Here it is possible since $1/s-1$ is not integrable in a neighborhood of 1. Why?

here is an sketch of how you could procede. Let f, g be continuous on R such that f~g and $\int_0^\infty$fdx diverges. I will write this integral I in what follows and I$x$ when the upper bound is $x$ instead of + $\infty$. we would like to show that I (f) ~ I (g)

In what follows we have f ~ g at infinity. (I guess you could repeat that proof for an equivalence that holds in another neighborhood)

f ~ g then f (x) = g (x) (1 + h (x)) such that $gh \to0$ when x tends to + infinity (and h tends to $0$ as well).

So you've got I$x$ (f) / I$x$ (g) = 1 + I$x$ (gh) / I$x$ (g) then show that | I$x$ (gh) / I$x$ (g) | tends to $0$ in + infinity

since |I$x$ (gh) / I$x$ (g) | = I$a$ (gh) / I$x$ (g) + I$a-x$ (gh) / Ix (g) then | I$x$ (gh) / I$x$ (g) | $ \leq$ I$a$(gh) / I$x$ (g) + sup (h) on [$a$, x]

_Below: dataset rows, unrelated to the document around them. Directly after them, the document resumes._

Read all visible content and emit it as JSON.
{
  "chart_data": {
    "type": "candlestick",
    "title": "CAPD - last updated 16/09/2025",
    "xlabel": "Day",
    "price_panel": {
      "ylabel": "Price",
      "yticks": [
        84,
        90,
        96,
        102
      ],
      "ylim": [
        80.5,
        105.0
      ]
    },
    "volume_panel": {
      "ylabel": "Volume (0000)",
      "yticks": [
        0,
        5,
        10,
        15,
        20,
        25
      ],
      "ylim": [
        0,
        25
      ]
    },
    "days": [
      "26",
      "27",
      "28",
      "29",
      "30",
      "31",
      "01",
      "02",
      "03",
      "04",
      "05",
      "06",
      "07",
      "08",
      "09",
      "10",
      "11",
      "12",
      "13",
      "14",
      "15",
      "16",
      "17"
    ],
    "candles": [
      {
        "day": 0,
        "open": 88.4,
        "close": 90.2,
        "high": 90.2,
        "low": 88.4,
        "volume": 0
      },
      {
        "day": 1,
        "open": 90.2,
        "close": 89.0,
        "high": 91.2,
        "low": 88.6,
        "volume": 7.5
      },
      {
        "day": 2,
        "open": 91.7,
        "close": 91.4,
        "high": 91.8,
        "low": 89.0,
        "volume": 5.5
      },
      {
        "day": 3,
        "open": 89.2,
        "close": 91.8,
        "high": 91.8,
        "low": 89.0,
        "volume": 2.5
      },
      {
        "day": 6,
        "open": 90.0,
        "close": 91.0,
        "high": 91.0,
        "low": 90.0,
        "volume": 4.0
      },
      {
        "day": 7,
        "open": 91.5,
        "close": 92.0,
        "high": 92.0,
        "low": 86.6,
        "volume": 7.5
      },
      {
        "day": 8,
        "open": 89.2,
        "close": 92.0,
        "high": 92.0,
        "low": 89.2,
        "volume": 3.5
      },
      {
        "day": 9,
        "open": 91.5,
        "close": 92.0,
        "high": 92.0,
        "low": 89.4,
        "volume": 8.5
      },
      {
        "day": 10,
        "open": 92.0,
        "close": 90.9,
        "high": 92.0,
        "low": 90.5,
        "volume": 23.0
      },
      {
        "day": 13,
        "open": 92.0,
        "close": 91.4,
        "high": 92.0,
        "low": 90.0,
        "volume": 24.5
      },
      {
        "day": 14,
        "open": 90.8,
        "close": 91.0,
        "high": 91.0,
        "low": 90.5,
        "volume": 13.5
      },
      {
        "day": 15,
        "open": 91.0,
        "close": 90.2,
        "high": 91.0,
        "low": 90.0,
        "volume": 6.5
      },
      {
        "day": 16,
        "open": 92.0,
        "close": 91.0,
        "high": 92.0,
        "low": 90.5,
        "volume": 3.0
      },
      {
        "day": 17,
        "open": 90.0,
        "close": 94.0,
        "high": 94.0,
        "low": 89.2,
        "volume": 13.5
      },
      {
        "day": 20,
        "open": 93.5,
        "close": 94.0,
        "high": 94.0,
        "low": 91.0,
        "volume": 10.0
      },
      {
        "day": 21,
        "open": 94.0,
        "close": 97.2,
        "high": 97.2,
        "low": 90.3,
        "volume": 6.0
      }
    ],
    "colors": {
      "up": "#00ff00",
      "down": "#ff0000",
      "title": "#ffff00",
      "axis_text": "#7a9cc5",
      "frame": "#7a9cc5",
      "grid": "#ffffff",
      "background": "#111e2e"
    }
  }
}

and since h tends to $0$, you can choose $a$ large enough such that $sup (h) \leq \epsilon / 2$

Once $a$ is chosen, since I$a$ (gh) is a number and I$x$ (g) diverges then there exists $x$ large enough such that I$a$ (gh) / I$x$ (g) $\leq \epsilon / 2$. Finally, for $x$ large enough everything is inferior to a certain epsilon, and you can conclude.